Saturday, May 28, 2011

May 28th

I couldn't log onto my blog for the past two days. I was starting to get a little panicky there for a bit. It's a weird feeling, not being able to reach the usual seat behind the curtain.

Keith and I are going riding today. We're going to try out a riding park that we have to pay to get in. It makes me long for Colorado, and its miles and miles of free trail that ran along the Rockies.

It rained and the pool turned the most vivid shade of green I've ever seen. The pool company told us it was because of the sulphur in the rain. They dropped some powerful chemicals in there and within hours it was clearing up, but too deadly to swim in.

We were out there til eight thirty last night, which is when the sun finally set behind the tall, stately pines that shield the pool toward the west and north. We sat out there in damp bathing suits, eating brats with forks and our fingers.

I have finished all the re writing that was necessary on Torii and now must take up where I'd left off, start pushing the story forward in its new direction.

Keith's head keeps popping up from behind the couch, revealing his beguiling grin and beckoning finger, so my blogging keeps getting interrupted.

I have three pictures of myself as a little girl propped up on my desk, to help me remember what it's like to be so young. I think that she will be about five when he first comes, and about eight when he returns. Maybe one day I'll write a story which doesn't draw so directly from my own personal experiences, but who knows? When Flannery O'Connor said that anyone who had survived their childhood had enough material to write for the rest of his or her life, he was not kidding.
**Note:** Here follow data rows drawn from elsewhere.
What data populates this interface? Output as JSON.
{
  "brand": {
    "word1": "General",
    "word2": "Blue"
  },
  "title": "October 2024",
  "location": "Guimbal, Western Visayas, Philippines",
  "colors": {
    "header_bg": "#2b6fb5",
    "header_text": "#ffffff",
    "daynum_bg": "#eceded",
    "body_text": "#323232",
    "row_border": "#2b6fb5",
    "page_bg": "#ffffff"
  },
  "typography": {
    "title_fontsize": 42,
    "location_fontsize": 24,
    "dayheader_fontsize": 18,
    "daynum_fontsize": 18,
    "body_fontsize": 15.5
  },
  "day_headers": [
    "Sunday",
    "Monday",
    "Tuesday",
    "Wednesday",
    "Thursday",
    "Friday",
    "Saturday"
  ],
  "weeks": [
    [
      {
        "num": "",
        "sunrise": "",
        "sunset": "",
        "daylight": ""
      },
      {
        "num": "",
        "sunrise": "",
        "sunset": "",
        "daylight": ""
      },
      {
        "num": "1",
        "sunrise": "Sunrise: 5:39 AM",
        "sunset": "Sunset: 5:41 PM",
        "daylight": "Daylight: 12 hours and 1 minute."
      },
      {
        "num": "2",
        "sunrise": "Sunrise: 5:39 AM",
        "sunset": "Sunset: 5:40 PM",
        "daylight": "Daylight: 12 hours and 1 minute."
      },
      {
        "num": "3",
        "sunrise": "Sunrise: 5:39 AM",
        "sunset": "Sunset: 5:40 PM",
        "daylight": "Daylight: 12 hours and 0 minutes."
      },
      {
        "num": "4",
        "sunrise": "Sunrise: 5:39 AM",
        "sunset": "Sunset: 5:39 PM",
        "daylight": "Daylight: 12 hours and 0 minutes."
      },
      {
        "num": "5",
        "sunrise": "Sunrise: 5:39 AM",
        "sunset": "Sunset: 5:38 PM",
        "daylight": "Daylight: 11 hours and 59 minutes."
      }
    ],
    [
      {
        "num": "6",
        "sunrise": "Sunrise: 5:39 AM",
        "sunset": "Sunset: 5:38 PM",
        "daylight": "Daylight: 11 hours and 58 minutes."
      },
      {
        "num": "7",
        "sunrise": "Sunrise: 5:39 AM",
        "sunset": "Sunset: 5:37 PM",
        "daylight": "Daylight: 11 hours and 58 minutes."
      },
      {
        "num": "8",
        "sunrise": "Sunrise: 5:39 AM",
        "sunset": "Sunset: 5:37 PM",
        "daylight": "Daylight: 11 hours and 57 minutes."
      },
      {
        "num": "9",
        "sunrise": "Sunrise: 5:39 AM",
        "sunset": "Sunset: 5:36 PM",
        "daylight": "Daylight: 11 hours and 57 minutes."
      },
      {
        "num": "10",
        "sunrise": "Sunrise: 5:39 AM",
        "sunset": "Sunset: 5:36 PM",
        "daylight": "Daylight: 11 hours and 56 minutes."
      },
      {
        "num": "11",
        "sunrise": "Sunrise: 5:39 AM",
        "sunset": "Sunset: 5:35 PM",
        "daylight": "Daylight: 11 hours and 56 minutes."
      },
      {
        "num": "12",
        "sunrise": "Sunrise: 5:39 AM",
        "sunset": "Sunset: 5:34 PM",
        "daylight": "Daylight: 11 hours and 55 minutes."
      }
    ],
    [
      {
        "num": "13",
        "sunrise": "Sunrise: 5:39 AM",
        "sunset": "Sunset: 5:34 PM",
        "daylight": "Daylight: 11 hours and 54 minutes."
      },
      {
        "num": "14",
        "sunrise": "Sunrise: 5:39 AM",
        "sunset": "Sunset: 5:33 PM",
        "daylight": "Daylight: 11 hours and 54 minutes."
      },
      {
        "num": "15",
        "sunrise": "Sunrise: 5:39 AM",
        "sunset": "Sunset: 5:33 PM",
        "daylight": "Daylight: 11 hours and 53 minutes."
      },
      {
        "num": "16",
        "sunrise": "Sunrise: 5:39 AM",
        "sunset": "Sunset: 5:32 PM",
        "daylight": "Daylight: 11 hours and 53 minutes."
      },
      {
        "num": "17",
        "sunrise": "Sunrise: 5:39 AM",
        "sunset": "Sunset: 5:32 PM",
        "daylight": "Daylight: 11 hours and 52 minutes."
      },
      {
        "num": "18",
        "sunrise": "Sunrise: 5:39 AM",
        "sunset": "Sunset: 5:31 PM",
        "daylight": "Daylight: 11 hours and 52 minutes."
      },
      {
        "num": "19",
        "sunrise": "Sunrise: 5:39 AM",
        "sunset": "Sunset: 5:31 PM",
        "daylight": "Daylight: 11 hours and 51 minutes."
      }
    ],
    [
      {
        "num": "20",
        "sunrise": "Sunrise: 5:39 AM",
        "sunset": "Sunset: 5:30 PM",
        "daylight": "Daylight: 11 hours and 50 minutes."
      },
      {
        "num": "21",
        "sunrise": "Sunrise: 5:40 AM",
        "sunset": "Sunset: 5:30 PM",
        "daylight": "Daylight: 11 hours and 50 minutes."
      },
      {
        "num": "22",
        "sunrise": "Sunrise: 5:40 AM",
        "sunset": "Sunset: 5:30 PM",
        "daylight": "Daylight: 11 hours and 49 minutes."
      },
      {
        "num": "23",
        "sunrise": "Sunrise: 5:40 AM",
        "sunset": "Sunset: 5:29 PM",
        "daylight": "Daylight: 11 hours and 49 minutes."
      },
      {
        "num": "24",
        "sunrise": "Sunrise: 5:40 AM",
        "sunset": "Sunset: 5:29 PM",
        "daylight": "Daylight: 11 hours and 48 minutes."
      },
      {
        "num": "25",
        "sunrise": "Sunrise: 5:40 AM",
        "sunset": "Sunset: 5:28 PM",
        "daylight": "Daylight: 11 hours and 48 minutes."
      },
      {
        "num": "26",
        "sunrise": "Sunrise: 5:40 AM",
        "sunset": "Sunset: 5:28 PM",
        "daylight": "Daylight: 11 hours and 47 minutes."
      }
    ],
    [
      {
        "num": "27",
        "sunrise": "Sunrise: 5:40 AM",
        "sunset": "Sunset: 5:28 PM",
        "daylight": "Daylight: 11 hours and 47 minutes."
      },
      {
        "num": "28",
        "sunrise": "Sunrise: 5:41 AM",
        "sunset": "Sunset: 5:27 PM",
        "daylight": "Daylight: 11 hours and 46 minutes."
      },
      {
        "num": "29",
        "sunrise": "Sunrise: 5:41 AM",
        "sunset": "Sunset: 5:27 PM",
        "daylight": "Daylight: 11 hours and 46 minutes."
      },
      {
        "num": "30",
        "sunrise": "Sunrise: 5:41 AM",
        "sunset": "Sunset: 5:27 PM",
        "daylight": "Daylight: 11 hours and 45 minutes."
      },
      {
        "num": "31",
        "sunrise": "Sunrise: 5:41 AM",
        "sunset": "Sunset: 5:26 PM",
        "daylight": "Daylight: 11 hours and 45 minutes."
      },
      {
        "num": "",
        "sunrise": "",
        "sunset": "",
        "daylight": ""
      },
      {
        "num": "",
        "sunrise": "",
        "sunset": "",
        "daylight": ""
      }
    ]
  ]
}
When I was looking that quote up, I came across this one, which is awesome:

Writing a novel is like driving a car at night. You can see only as far as your headlights, but you can make the whole trip that way.
-- E.L. Doctorow

So very true.

My ideas on world construction keep evolving. I think the spirit realm will be flat and ringed by mountains beyond the seas. At the four compass points are the four mouths of the wind. Then, I think the shadow form of the Himalayas, or Mt. Everest to be exact, will be where the Ishi no Torii is, and the gate into the underworld will be in the Mariana trench.

I think maybe using the shadow form of actual geography on the Mirror plains is more interesting and will make for a more varied sort of journey. I can actually chart their journey out and then transform what it truly there into what it would be in the spirit realm. Also, all the daemons can live on the mountain ring.

This is useful to me because I have pretty much decided that Gilly will not be returning to the mortal world. Tenshio will send her to school at a nunnery, a plan Gilly will buck like hell, but that will be to no avail, when the time comes. The Abbess will be a daemon of Tenshio's acquaintance. She'll run a peaceful nunnery in some pastoral mountain valley, where other young daemon girls go to be educated, as well as human ghosts who need to recover from emotional wounds. So it will be a very interesting class composition, and Gilly will like it, after a while.

Keith is up and about. I'd better get ready for our trip. I have a cooler to pack.